Which brings us to Dr. Peeples, who worked for NCR in the early ’90s. “We’d been working with Intel to develop faster processors, but the biggest problem we encountered was the heat distribution issue,” he told me. “Other companies, like Sun Microsystems, DEC, etc., were making chips with faster processing power, and we wanted to figure out a way to increase our speed.” Working with Intel, they started to make strides in that area, creating a patent portfolio of 17 different designs.
Eventually, he and a small group of researchers left the company and, in early 1996, formed their own, Kryotech. “We had been primarily working with larger systems, servers and mainframes, but we wanted to focus our efforts on personal systems, to achieve the Four Minute Mile of computing — the one gigahertz computer.” The one gigahertz computer had seemed an impossible goal to achieve; the faster a processor was, the more heat it generated.

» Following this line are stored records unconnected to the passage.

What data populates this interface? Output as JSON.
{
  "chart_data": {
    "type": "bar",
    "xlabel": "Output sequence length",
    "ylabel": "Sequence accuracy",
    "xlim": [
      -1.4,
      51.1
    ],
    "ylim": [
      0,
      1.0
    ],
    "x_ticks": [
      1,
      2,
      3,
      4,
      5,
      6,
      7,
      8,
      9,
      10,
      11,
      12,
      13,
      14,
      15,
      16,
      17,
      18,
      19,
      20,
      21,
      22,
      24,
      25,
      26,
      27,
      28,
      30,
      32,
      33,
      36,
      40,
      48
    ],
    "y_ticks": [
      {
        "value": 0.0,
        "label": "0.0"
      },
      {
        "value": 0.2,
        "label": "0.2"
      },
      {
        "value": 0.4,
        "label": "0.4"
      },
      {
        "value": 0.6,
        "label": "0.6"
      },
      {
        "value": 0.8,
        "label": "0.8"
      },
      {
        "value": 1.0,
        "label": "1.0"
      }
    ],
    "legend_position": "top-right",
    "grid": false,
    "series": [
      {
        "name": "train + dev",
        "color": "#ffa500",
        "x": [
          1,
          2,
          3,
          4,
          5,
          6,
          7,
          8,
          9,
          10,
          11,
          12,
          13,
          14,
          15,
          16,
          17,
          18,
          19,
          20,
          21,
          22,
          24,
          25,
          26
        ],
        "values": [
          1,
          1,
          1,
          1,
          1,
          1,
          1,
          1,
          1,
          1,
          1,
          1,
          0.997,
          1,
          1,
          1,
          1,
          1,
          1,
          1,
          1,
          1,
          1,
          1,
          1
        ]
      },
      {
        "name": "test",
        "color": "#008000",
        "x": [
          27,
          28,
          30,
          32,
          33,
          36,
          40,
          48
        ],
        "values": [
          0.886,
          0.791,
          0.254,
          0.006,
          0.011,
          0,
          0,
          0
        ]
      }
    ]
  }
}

Eventually, without proper cooling, that chip overheats and cracks, rendering the computer inoperable. Trying to get past the barrier from MHz to GHz was more than just a benchmark. The way they figured out how to do that was by building a refrigeration unit into the system itself, attaching a cooling unit right onto the face of the processor. Working long days and living on their savings, they toiled away on their project, eventually getting some help from (ironically enough) Intel’s chief rival, AMD.

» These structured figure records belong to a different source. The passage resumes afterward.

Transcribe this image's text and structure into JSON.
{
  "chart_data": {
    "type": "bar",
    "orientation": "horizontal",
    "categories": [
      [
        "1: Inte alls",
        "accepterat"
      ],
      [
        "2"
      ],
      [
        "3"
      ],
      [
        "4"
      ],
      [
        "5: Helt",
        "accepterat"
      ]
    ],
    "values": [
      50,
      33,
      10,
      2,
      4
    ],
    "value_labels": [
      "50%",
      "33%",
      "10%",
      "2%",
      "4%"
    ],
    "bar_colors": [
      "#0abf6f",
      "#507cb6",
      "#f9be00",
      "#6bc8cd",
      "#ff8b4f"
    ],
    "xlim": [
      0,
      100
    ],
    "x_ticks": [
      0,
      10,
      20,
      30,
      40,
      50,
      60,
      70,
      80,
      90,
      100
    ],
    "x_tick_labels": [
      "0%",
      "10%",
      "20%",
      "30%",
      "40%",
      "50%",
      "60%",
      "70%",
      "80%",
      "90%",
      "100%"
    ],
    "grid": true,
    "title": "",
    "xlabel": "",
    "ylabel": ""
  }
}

Finally, in 1998, they could feel they were getting closer. Peeples says, “We’d get the chips, put them in the computer, start it up, and it would look like it was about to boot when we’d get the blue screen” he recounted ruefully. “All we could do was to keep trying.”
Then, one Thursday in April, it happened. “In this field, the big joke is that nothing ever happens during regular hours. You usually get results at midnight on a Friday, or working all the way through the weekend,” Peeples says. “The following Monday, there was a trade show in New York, and AMD had said they had ‘something big’ to unveil. So when we installed the chip, turned on the computer, watched it boot up, and then the Windows banner appeared on the screen at 4:30 in the afternoon, then we restarted and it booted up again, we were pleased beyond all expectations.”
Aside from some quick drama — the head engineer accidentally cracked the chip, and they had to scramble for a replacement that worked before getting the system to the show — they managed to make it work and get it to keep working.
Looking back, both men had good things to say about their experiences. “You don’t get many moments where you feel as though you’ve made an actual advance in technology,” Dr. Peeples told me.
Dr. Hilleke was equally insightful. “I’d describe it by saying that you feel as if the group you’re working with are the only people in the world who understand how important this is. Einstein once said that you never get to the point where a breakthrough is routine,” he further observed. “I agree with that wholeheartedly.”